Хлопнув книжкой по ладони, он сунул ее в карман, допил остатки вина и сказал:
– У меня записано таких афоризмов штук полтораста. Целое столетие доили корову, и - вот тебе сливки! Хочу издать книжечку под титулом: "К чему пришли мы за сто лет". И - знак вопроса. Заговорил я тебя? Ну извини.
Клим Самгин нашел нужным оставить последнее слово за собой.

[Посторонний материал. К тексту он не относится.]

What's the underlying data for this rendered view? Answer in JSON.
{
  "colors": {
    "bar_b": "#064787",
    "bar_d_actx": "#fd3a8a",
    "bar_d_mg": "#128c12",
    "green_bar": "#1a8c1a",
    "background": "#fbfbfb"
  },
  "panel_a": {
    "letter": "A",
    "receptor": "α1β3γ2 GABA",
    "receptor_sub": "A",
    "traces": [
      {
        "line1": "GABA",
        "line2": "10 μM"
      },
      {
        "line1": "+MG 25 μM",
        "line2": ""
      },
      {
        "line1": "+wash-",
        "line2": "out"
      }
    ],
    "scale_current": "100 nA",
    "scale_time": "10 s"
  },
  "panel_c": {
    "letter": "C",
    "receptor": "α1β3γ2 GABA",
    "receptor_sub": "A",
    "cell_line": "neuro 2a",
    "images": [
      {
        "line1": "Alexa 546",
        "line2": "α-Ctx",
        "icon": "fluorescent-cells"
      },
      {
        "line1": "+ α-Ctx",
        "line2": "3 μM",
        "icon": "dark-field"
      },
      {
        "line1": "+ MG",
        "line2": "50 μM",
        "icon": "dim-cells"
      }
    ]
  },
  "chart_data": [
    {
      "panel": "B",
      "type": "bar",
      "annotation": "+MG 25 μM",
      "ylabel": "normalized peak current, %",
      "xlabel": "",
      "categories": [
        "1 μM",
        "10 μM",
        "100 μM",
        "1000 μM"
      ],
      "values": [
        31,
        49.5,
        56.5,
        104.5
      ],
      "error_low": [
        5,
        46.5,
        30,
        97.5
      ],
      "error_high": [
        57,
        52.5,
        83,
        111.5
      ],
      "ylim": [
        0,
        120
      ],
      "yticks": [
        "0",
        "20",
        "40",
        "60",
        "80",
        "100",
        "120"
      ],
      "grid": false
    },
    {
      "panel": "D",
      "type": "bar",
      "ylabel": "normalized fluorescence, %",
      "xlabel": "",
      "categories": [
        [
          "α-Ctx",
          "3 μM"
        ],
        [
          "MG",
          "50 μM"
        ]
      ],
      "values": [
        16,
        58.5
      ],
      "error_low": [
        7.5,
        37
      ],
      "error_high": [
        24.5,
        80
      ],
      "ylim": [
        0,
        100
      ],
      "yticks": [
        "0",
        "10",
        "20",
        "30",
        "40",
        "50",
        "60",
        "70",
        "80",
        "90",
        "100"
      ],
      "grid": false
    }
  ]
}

– Все это у тебя очень односторонне, ведь есть другие явления,-докторально заговорил он, но Дронов, взмахнув каракулевой шапкой, прервал его речь:
– Чехов и всеобщее благополучие через двести - триста лет? Это он - из любезности, из жалости. Горький? Этот - кончен, да он и не философ, а теперь требуется, чтоб писатель философствовал. Про него говорят - делец, хитрый, эмигрировал, хотя ему ничего не грозило. Сбежал из схватки идеализма с реализмом. Ты бы, Клим Иванович, зашел ко мне вечерком посидеть. У меня всегда народишко бывает. Сегодня будет. Что тебе тут одному сидеть? А?

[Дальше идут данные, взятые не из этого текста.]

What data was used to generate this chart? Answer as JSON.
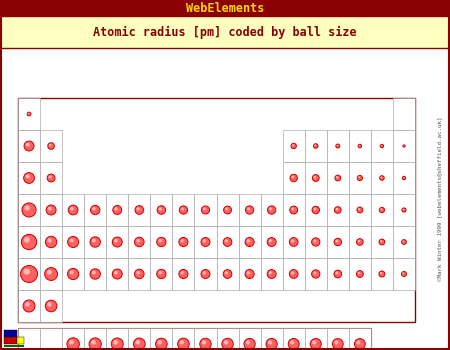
{
  "title_bar": "WebElements",
  "title_bar_bg": "#8B0000",
  "title_bar_fg": "#FFD700",
  "subtitle": "Atomic radius [pm] coded by ball size",
  "subtitle_bg": "#FFFFC0",
  "subtitle_fg": "#8B0000",
  "bg_color": "#FFFFFF",
  "cell_edge": "#999999",
  "ball_color": "#FF6060",
  "ball_edge": "#CC0000",
  "outer_border": "#8B0000",
  "inner_bg": "#FFFFFF",
  "periodic_elements": [
    {
      "row": 1,
      "col": 1,
      "r": 0.18
    },
    {
      "row": 1,
      "col": 18,
      "r": 0.05
    },
    {
      "row": 2,
      "col": 1,
      "r": 0.48
    },
    {
      "row": 2,
      "col": 2,
      "r": 0.32
    },
    {
      "row": 2,
      "col": 13,
      "r": 0.26
    },
    {
      "row": 2,
      "col": 14,
      "r": 0.22
    },
    {
      "row": 2,
      "col": 15,
      "r": 0.19
    },
    {
      "row": 2,
      "col": 16,
      "r": 0.17
    },
    {
      "row": 2,
      "col": 17,
      "r": 0.16
    },
    {
      "row": 2,
      "col": 18,
      "r": 0.11
    },
    {
      "row": 3,
      "col": 1,
      "r": 0.52
    },
    {
      "row": 3,
      "col": 2,
      "r": 0.38
    },
    {
      "row": 3,
      "col": 13,
      "r": 0.36
    },
    {
      "row": 3,
      "col": 14,
      "r": 0.33
    },
    {
      "row": 3,
      "col": 15,
      "r": 0.28
    },
    {
      "row": 3,
      "col": 16,
      "r": 0.25
    },
    {
      "row": 3,
      "col": 17,
      "r": 0.22
    },
    {
      "row": 3,
      "col": 18,
      "r": 0.16
    },
    {
      "row": 4,
      "col": 1,
      "r": 0.68
    },
    {
      "row": 4,
      "col": 2,
      "r": 0.48
    },
    {
      "row": 4,
      "col": 3,
      "r": 0.47
    },
    {
      "row": 4,
      "col": 4,
      "r": 0.45
    },
    {
      "row": 4,
      "col": 5,
      "r": 0.43
    },
    {
      "row": 4,
      "col": 6,
      "r": 0.42
    },
    {
      "row": 4,
      "col": 7,
      "r": 0.41
    },
    {
      "row": 4,
      "col": 8,
      "r": 0.4
    },
    {
      "row": 4,
      "col": 9,
      "r": 0.39
    },
    {
      "row": 4,
      "col": 10,
      "r": 0.38
    },
    {
      "row": 4,
      "col": 11,
      "r": 0.4
    },
    {
      "row": 4,
      "col": 12,
      "r": 0.4
    },
    {
      "row": 4,
      "col": 13,
      "r": 0.38
    },
    {
      "row": 4,
      "col": 14,
      "r": 0.36
    },
    {
      "row": 4,
      "col": 15,
      "r": 0.32
    },
    {
      "row": 4,
      "col": 16,
      "r": 0.28
    },
    {
      "row": 4,
      "col": 17,
      "r": 0.25
    },
    {
      "row": 4,
      "col": 18,
      "r": 0.2
    },
    {
      "row": 5,
      "col": 1,
      "r": 0.74
    },
    {
      "row": 5,
      "col": 2,
      "r": 0.55
    },
    {
      "row": 5,
      "col": 3,
      "r": 0.53
    },
    {
      "row": 5,
      "col": 4,
      "r": 0.5
    },
    {
      "row": 5,
      "col": 5,
      "r": 0.48
    },
    {
      "row": 5,
      "col": 6,
      "r": 0.46
    },
    {
      "row": 5,
      "col": 7,
      "r": 0.45
    },
    {
      "row": 5,
      "col": 8,
      "r": 0.44
    },
    {
      "row": 5,
      "col": 9,
      "r": 0.43
    },
    {
      "row": 5,
      "col": 10,
      "r": 0.42
    },
    {
      "row": 5,
      "col": 11,
      "r": 0.44
    },
    {
      "row": 5,
      "col": 12,
      "r": 0.43
    },
    {
      "row": 5,
      "col": 13,
      "r": 0.42
    },
    {
      "row": 5,
      "col": 14,
      "r": 0.4
    },
    {
      "row": 5,
      "col": 15,
      "r": 0.36
    },
    {
      "row": 5,
      "col": 16,
      "r": 0.32
    },
    {
      "row": 5,
      "col": 17,
      "r": 0.28
    },
    {
      "row": 5,
      "col": 18,
      "r": 0.23
    },
    {
      "row": 6,
      "col": 1,
      "r": 0.82
    },
    {
      "row": 6,
      "col": 2,
      "r": 0.62
    },
    {
      "row": 6,
      "col": 3,
      "r": 0.54
    },
    {
      "row": 6,
      "col": 4,
      "r": 0.5
    },
    {
      "row": 6,
      "col": 5,
      "r": 0.48
    },
    {
      "row": 6,
      "col": 6,
      "r": 0.46
    },
    {
      "row": 6,
      "col": 7,
      "r": 0.45
    },
    {
      "row": 6,
      "col": 8,
      "r": 0.44
    },
    {
      "row": 6,
      "col": 9,
      "r": 0.43
    },
    {
      "row": 6,
      "col": 10,
      "r": 0.42
    },
    {
      "row": 6,
      "col": 11,
      "r": 0.44
    },
    {
      "row": 6,
      "col": 12,
      "r": 0.43
    },
    {
      "row": 6,
      "col": 13,
      "r": 0.42
    },
    {
      "row": 6,
      "col": 14,
      "r": 0.4
    },
    {
      "row": 6,
      "col": 15,
      "r": 0.37
    },
    {
      "row": 6,
      "col": 16,
      "r": 0.33
    },
    {
      "row": 6,
      "col": 17,
      "r": 0.29
    },
    {
      "row": 6,
      "col": 18,
      "r": 0.24
    },
    {
      "row": 7,
      "col": 1,
      "r": 0.58
    },
    {
      "row": 7,
      "col": 2,
      "r": 0.56
    }
  ],
  "lanthanide_elements": [
    {
      "col": 3,
      "r": 0.6
    },
    {
      "col": 4,
      "r": 0.59
    },
    {
      "col": 5,
      "r": 0.58
    },
    {
      "col": 6,
      "r": 0.57
    },
    {
      "col": 7,
      "r": 0.56
    },
    {
      "col": 8,
      "r": 0.56
    },
    {
      "col": 9,
      "r": 0.55
    },
    {
      "col": 10,
      "r": 0.55
    },
    {
      "col": 11,
      "r": 0.54
    },
    {
      "col": 12,
      "r": 0.54
    },
    {
      "col": 13,
      "r": 0.53
    },
    {
      "col": 14,
      "r": 0.53
    },
    {
      "col": 15,
      "r": 0.52
    },
    {
      "col": 16,
      "r": 0.52
    }
  ],
  "watermark": "©Mark Winter 1999 [webelements@sheffield.ac.uk]",
  "legend_colors": [
    "#000099",
    "#CC0000",
    "#FFFF00",
    "#006600"
  ]
}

– Я подумаю, - сказал Самгин. Дронов уже надел пальто, потопал ногами, обувая галоши, но вдруг пробормотал:
– А весь этот шум подняли марксисты. Они нагнали страха, они! Эдакий... очень холодный ветер подул, и все почувствовали себя легко одетыми. Вот и я - тоже. Хотя жирок у меня - есть, но холод - тревожит все-таки. Жду, - сказал он, исчезая.
Самгин прежде всего ощутил многократно испытанное недовольство собою: было очень неприятно признать, что Дронов стал интереснее, острее, приобрел уменье сгущать мысли.
"Это - опасное уменье, но - в какой-то степени - оно необходимо для защиты против насилия враждебных идей, - думал он.
– Трудно понять, что он признаёт, что отрицает. И - почему, признавая одно, отрицает другое? Какие люди собираются у него? И как ведет себя с ними эта странная женщина?"
Еще более неприятно было убедиться, что многие идеи текущей литературы формируют впечатления его, Самгина, и что он, как всегда, опаздывает с формулировками.
"Мало читаю. И - невнимательно читаю, - строго упрекнул он себя. Живу монологами и диалогами почти всегда".
Подумав еще, нашел, что мало видит людей, и принял решение: вечером к Дронову.
Когда он пришел, Дронова не было дома. Тося полулежала в гостиной на широкой кушетке, под головой постельная подушка в белой наволоке, по подушке разбросаны обильные пряди темных волос.
– Вот - приятно, - сказала она, протянув Самгину голую до плеча руку, обнаружив небритую подмышку.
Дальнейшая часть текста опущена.